The report notes that many officers exhibited a “general lack of confidence” in their commanders and suggests the chief should have ultimate authority to appoint his command staff based on recommendations by an impartial board.
City ordinance allows the mayor to name the deputy chief, who is Cpl. Larry McKinley. Appointing corporals and sergeants with no experience in supervision to command spots is a long-standing complaint against this administration. But the hardest blow came when Cpl. Sean Jones was named commander of special operations.
Jones was a correctional officer at the Indiana State Prison in 1993 when he was arrested by ISP in a sting operation for drug trafficking. Jones tried to bribe troopers to escape prosecution. Later, Freeman-Wilson hired him to work at drug court, but changed his duties when she learned he was carrying a handgun. He had been issued a gun permit because he did not mention his felony conviction on the application. Although felons cannot be police officers, Jones obtained a pardon shortly before he was sworn in as a Gary officer in 2000. State police have consistently opposed his efforts to expunge the criminal record.
The report recommends that Jones be replaced.
It also suggests implementation of performance evaluations, more training for supervisors and creating an accurate organizational chart. These are very similar to recommendations made by the International Association of Chiefs of Police, which conducted an extensive study of the department in 1998.
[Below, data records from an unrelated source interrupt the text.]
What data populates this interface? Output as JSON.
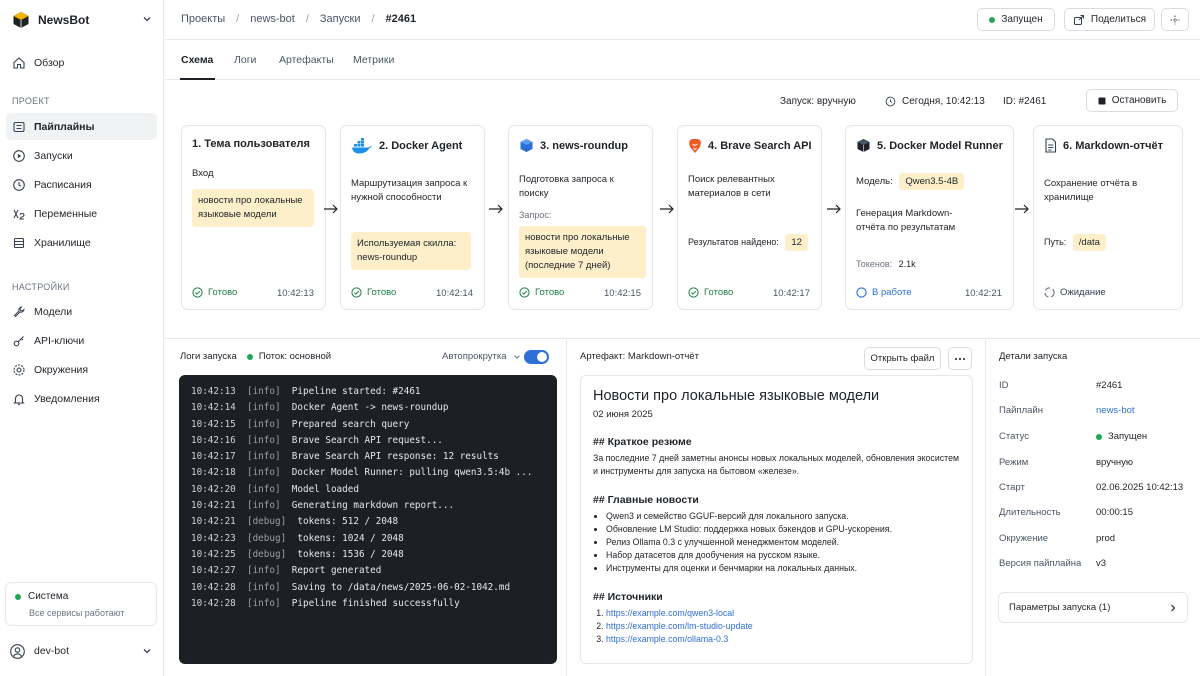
{
  "app": {
    "name": "NewsBot"
  },
  "sidebar": {
    "overview": "Обзор",
    "section_project": "ПРОЕКТ",
    "project_items": [
      "Пайплайны",
      "Запуски",
      "Расписания",
      "Переменные",
      "Хранилище"
    ],
    "section_settings": "НАСТРОЙКИ",
    "settings_items": [
      "Модели",
      "API-ключи",
      "Окружения",
      "Уведомления"
    ],
    "system": {
      "title": "Система",
      "subtitle": "Все сервисы работают"
    },
    "user": "dev-bot"
  },
  "breadcrumbs": [
    "Проекты",
    "news-bot",
    "Запуски",
    "#2461"
  ],
  "header": {
    "status_label": "Запущен",
    "share_label": "Поделиться"
  },
  "tabs": [
    "Схема",
    "Логи",
    "Артефакты",
    "Метрики"
  ],
  "run_meta": {
    "trigger": "Запуск: вручную",
    "time": "Сегодня, 10:42:13",
    "id": "ID: #2461",
    "stop_label": "Остановить"
  },
  "steps": [
    {
      "title": "1. Тема пользователя",
      "label": "Вход",
      "highlight": "новости про локальные языковые модели",
      "status": "Готово",
      "time": "10:42:13"
    },
    {
      "title": "2. Docker Agent",
      "text": "Маршрутизация запроса к нужной способности",
      "highlight": "Используемая скилла: news-roundup",
      "status": "Готово",
      "time": "10:42:14"
    },
    {
      "title": "3. news-roundup",
      "text": "Подготовка запроса к поиску",
      "label": "Запрос:",
      "highlight": "новости про локальные языковые модели (последние 7 дней)",
      "status": "Готово",
      "time": "10:42:15"
    },
    {
      "title": "4. Brave Search API",
      "text": "Поиск релевантных материалов в сети",
      "label": "Результатов найдено:",
      "highlight": "12",
      "status": "Готово",
      "time": "10:42:17"
    },
    {
      "title": "5. Docker Model Runner",
      "label": "Модель:",
      "highlight": "Qwen3.5-4B",
      "text": "Генерация Markdown-отчёта по результатам",
      "extra_label": "Токенов:",
      "extra_value": "2.1k",
      "status": "В работе",
      "time": "10:42:21"
    },
    {
      "title": "6. Markdown-отчёт",
      "text": "Сохранение отчёта в хранилище",
      "label": "Путь:",
      "highlight": "/data",
      "status": "Ожидание",
      "time": ""
    }
  ],
  "logs": {
    "title": "Логи запуска",
    "stream": "Поток: основной",
    "autoscroll": "Автопрокрутка",
    "autoscroll_on": true,
    "lines": [
      {
        "t": "10:42:13",
        "lvl": "[info]",
        "msg": "Pipeline started: #2461"
      },
      {
        "t": "10:42:14",
        "lvl": "[info]",
        "msg": "Docker Agent -> news-roundup"
      },
      {
        "t": "10:42:15",
        "lvl": "[info]",
        "msg": "Prepared search query"
      },
      {
        "t": "10:42:16",
        "lvl": "[info]",
        "msg": "Brave Search API request..."
      },
      {
        "t": "10:42:17",
        "lvl": "[info]",
        "msg": "Brave Search API response: 12 results"
      },
      {
        "t": "10:42:18",
        "lvl": "[info]",
        "msg": "Docker Model Runner: pulling qwen3.5:4b ..."
      },
      {
        "t": "10:42:20",
        "lvl": "[info]",
        "msg": "Model loaded"
      },
      {
        "t": "10:42:21",
        "lvl": "[info]",
        "msg": "Generating markdown report..."
      },
      {
        "t": "10:42:21",
        "lvl": "[debug]",
        "msg": "tokens: 512 / 2048"
      },
      {
        "t": "10:42:23",
        "lvl": "[debug]",
        "msg": "tokens: 1024 / 2048"
      },
      {
        "t": "10:42:25",
        "lvl": "[debug]",
        "msg": "tokens: 1536 / 2048"
      },
      {
        "t": "10:42:27",
        "lvl": "[info]",
        "msg": "Report generated"
      },
      {
        "t": "10:42:28",
        "lvl": "[info]",
        "msg": "Saving to /data/news/2025-06-02-1042.md"
      },
      {
        "t": "10:42:28",
        "lvl": "[info]",
        "msg": "Pipeline finished successfully"
      }
    ]
  },
  "artifact": {
    "label": "Артефакт: Markdown-отчёт",
    "open_label": "Открыть файл",
    "title": "Новости про локальные языковые модели",
    "date": "02 июня 2025",
    "summary_heading": "## Краткое резюме",
    "summary": "За последние 7 дней заметны анонсы новых локальных моделей, обновления экосистем и инструменты для запуска на бытовом «железе».",
    "news_heading": "## Главные новости",
    "news": [
      "Qwen3 и семейство GGUF-версий для локального запуска.",
      "Обновление LM Studio: поддержка новых бэкендов и GPU-ускорения.",
      "Релиз Ollama 0.3 с улучшенной менеджментом моделей.",
      "Набор датасетов для дообучения на русском языке.",
      "Инструменты для оценки и бенчмарки на локальных данных."
    ],
    "sources_heading": "## Источники",
    "sources": [
      "https://example.com/qwen3-local",
      "https://example.com/lm-studio-update",
      "https://example.com/ollama-0.3"
    ]
  },
  "details": {
    "title": "Детали запуска",
    "rows": [
      {
        "label": "ID",
        "value": "#2461"
      },
      {
        "label": "Пайплайн",
        "value": "news-bot"
      },
      {
        "label": "Статус",
        "value": "Запущен"
      },
      {
        "label": "Режим",
        "value": "вручную"
      },
      {
        "label": "Старт",
        "value": "02.06.2025 10:42:13"
      },
      {
        "label": "Длительность",
        "value": "00:00:15"
      },
      {
        "label": "Окружение",
        "value": "prod"
      },
      {
        "label": "Версия пайплайна",
        "value": "v3"
      }
    ],
    "params": "Параметры запуска (1)"
  },
  "colors": {
    "success": "#22a559",
    "link": "#2f6fd8",
    "highlight": "#fcefc9",
    "terminal_bg": "#1c1f23"
  }
}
Record-keeping within the department is mostly on paper, and the assessment team had difficulty obtaining records as part of its review.
“The city and the GPD had difficulty providing consistent and accurate numbers for the number of budgeted and funded officers,” the report states. The city and police department also “failed to provide financial information regarding budgeted, actual and encumbered amounts for 2011 and 2012 for the police department supportive services ... as well as 2013.” The committee did not receive information on vehicle depreciation, fuel use and cost and how much the city spends for training though it “was requested on multiple occasions.”
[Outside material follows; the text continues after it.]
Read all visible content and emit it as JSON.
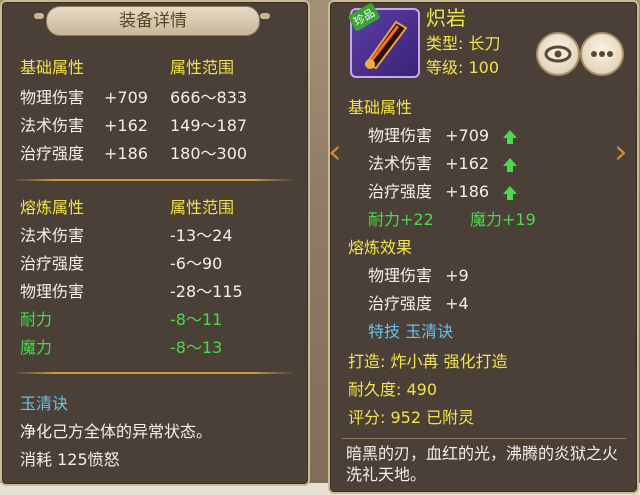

After Ingram was named chief, he ordered everyone to attend roll call at the beginning of their assigned shifts. That practice was patently ignored by some from the beginning and eventually disregarded altogether. The report says failure to attend roll call “cripples the effect of vital information being disseminated” and recommends that roll call be mandatory and enforced.
Training for supervisors should be mandatory, and the department’s standard operating procedures are outdated and ignored, the report states. The department must accurately track use of cars and maintain them better. Study team members saw “multiple vehicles with bald tires,” the report states.
The department is down 24 officers from its approved roster, and the patrol division is woefully short-handed. Nationally, police departments employ 60 percent of their force in patrol. In Gary, it’s closer to 40 percent. A new class of 10 recruits should be sworn in soon, and the city is accepting applications for new officers through October. A federal grant will fund salaries for 10 new officers once the city reaches its full staffing of 235 officers. Meanwhile, the report suggests cutting the number of officers on various task forces, combine Gary’s drug unit with the FBI-led Gang Response Investigative Team and use reserve officers during peak crime times.
Abegg said while city officials may have hoped for physical assistance instead of technical advice, the state apparently wants Gary to fix its own problems first.
“It looks like ultimately that’s what they were getting at,” he said.